< Psalmen 127 >
1 Een bedevaartslied; van Salomon. Wanneer Jahweh het huis niet bouwt, Is het zwoegen der bouwlieden ijdel; Wanneer Jahweh de stad niet behoedt, Waken de wachters vergeefs.
Ein Stufenlied, von Salomo. - Wenn nicht der Herr das Haus mitbaut, so mühen sich die Bauleute vergebens. Wenn nicht der Herr die Stadt mithütet, so wacht umsonst der Wächter.
2 Dan heeft het geen zin, vroeg op te staan, Of laat u te ruste te leggen; Gij eet dan het brood in uw zweet: Maar dien Hij liefheeft, geeft Hij het ook in de slaap.
Vergeblich steht ihr mit der Morgenröte auf und legt euch spät am Abend nieder, der Fronarbeiter Brot verzehrend! Zur Schlafenszeit gibt er das Rechte seinem Liebling.

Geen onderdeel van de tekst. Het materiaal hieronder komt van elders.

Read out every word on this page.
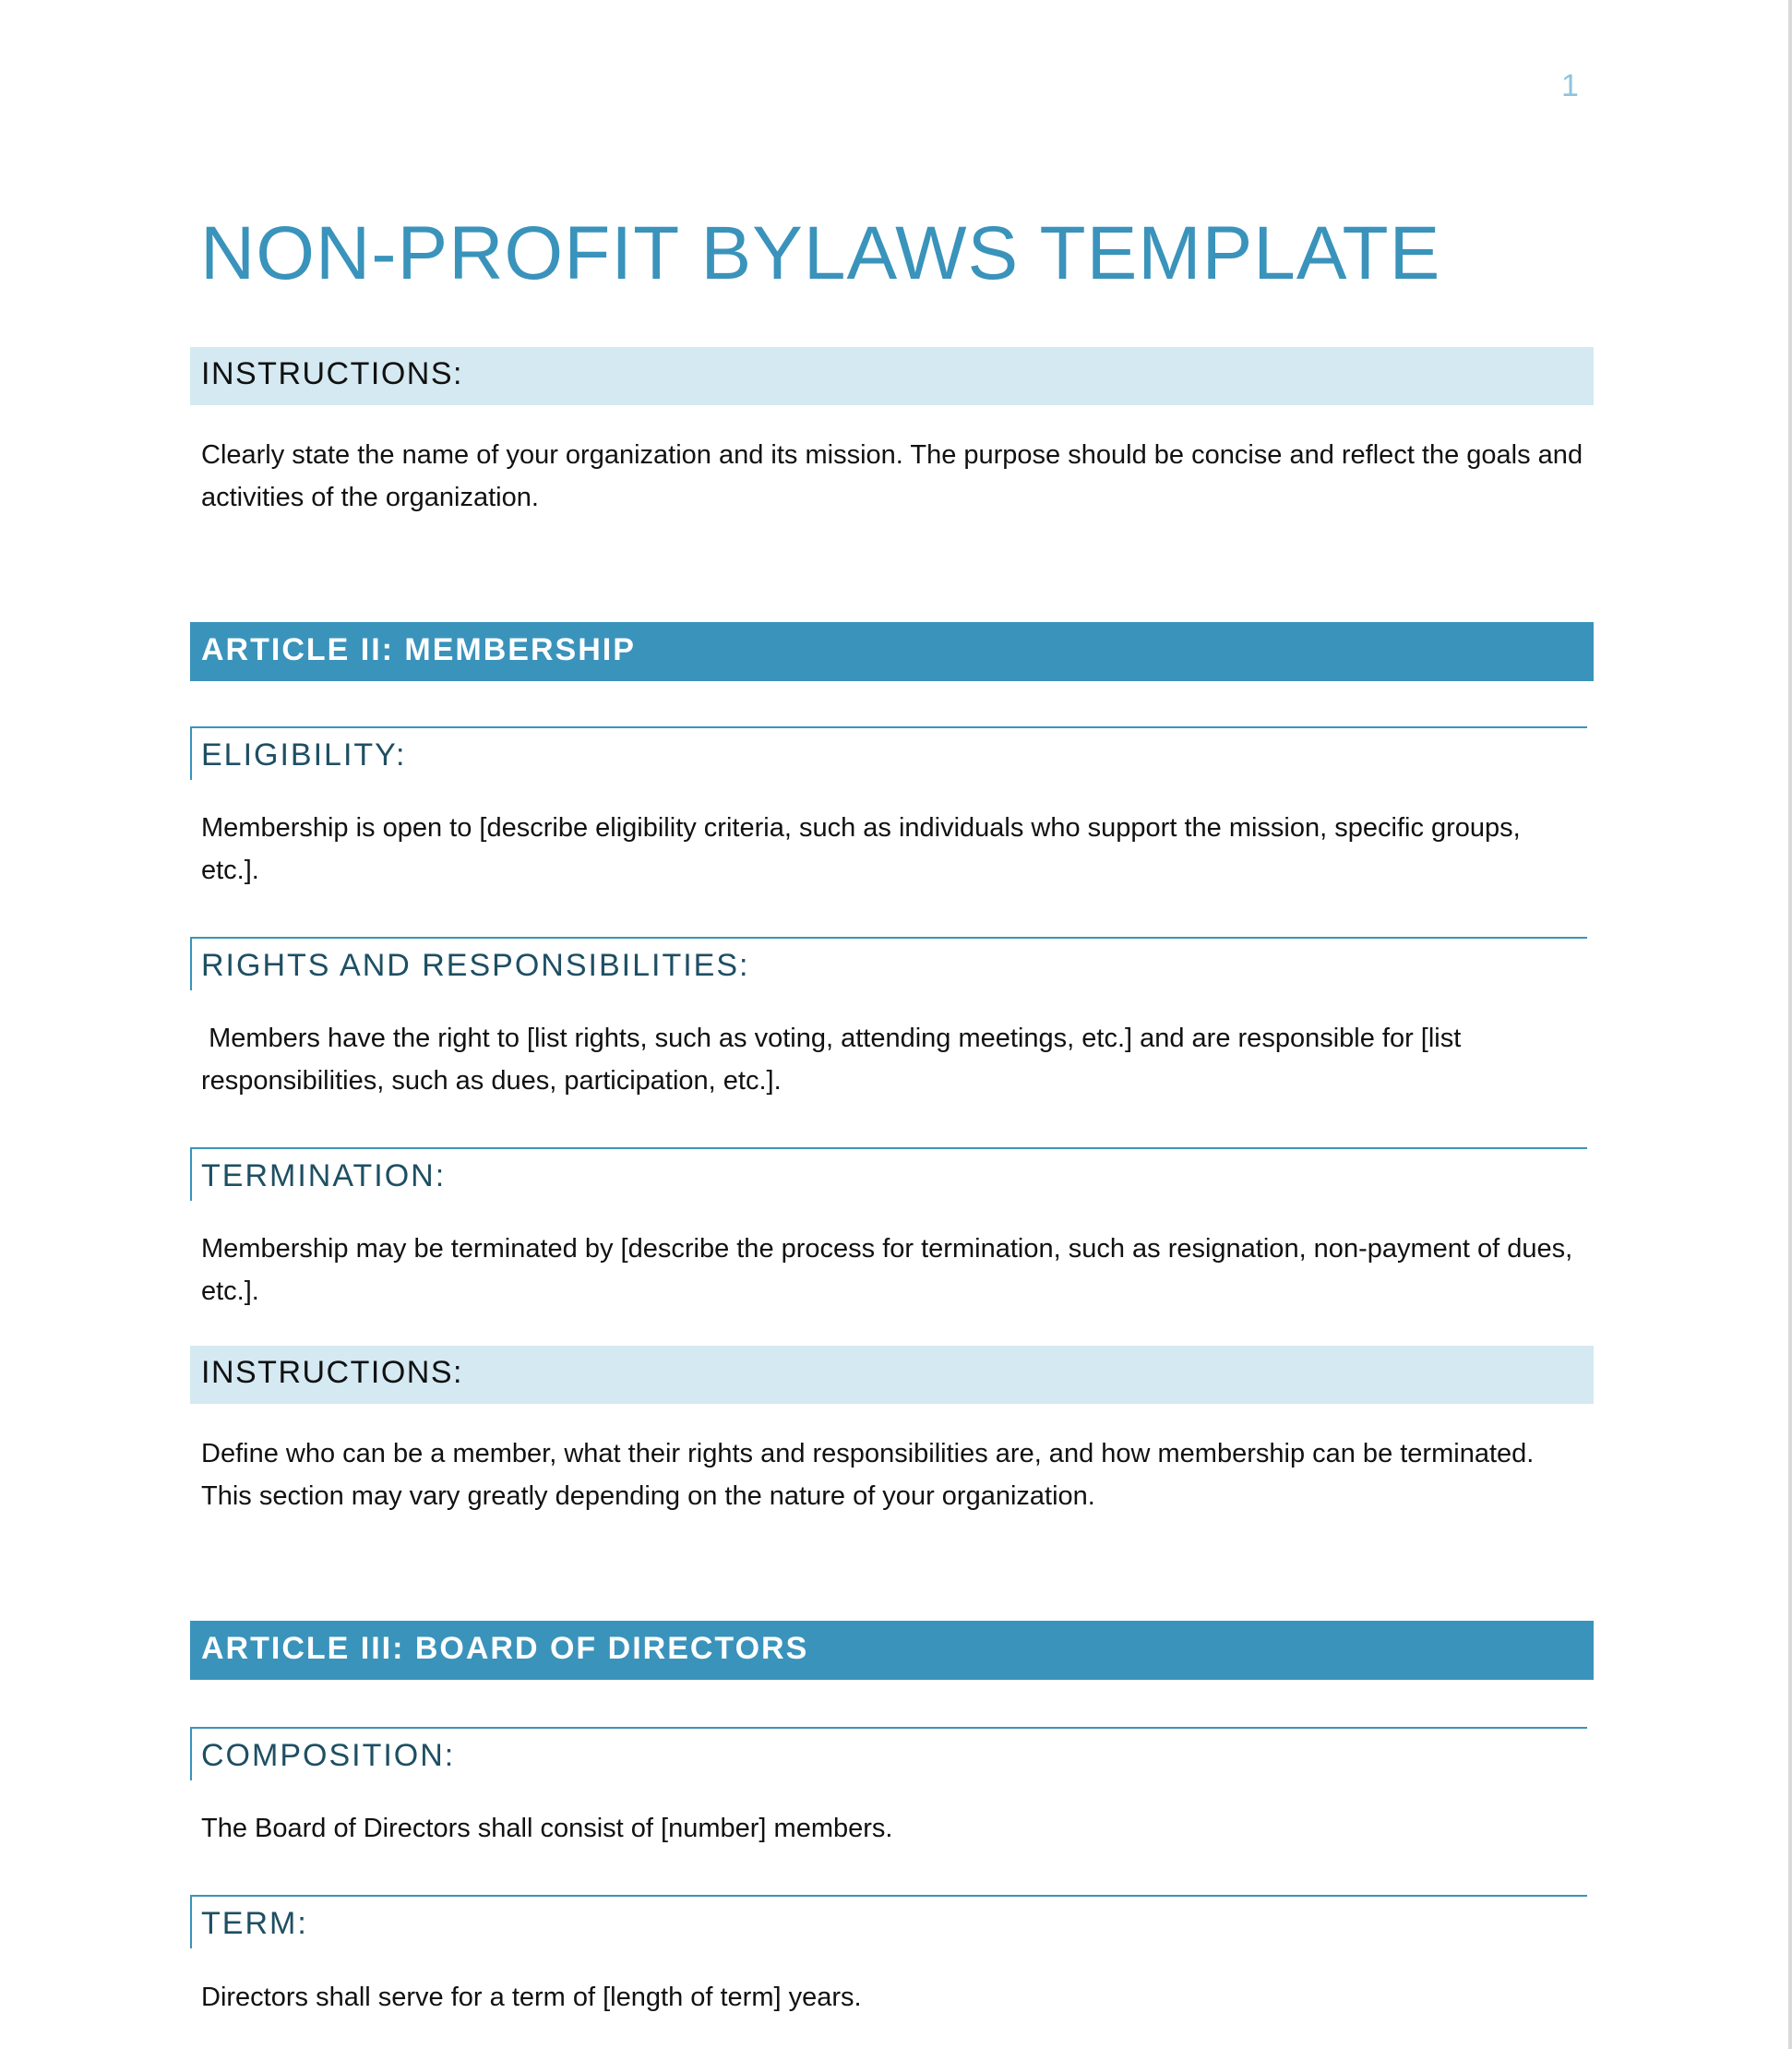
1
NON-PROFIT BYLAWS TEMPLATE
INSTRUCTIONS:

Clearly state the name of your organization and its mission. The purpose should be concise and reflect the goals and activities of the organization.

ARTICLE II: MEMBERSHIP
ELIGIBILITY:

Membership is open to [describe eligibility criteria, such as individuals who support the mission, specific groups, etc.].

RIGHTS AND RESPONSIBILITIES:

Members have the right to [list rights, such as voting, attending meetings, etc.] and are responsible for [list responsibilities, such as dues, participation, etc.].

TERMINATION:

Membership may be terminated by [describe the process for termination, such as resignation, non-payment of dues, etc.].

INSTRUCTIONS:

Define who can be a member, what their rights and responsibilities are, and how membership can be terminated. This section may vary greatly depending on the nature of your organization.

ARTICLE III: BOARD OF DIRECTORS
COMPOSITION:

The Board of Directors shall consist of [number] members.

TERM:

Directors shall serve for a term of [length of term] years.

3 Waarachtig; zonen zijn geschenken van Jahweh, De vrucht van de schoot een beloning!
Seht! Söhne sind des Herren Gabe und Leibesfrucht Belohnung.
4 Als pijlen in de hand van den strijder, Zijn de zonen, verwekt in de jeugd;
Wie Pfeile in des Kriegers Hand sind diese jugendlichen Söhne.
5 Gelukkig de man, Die er zijn koker van vol heeft: Hij hoeft niet verlegen te staan, Als hij onder de poort met zijn vijanden twist.
Dem Manne Heil, der ihrer gar viel im Köcher hat! Sie werden nicht zuschanden, wenn sie mit Feinden an dem Tore streiten.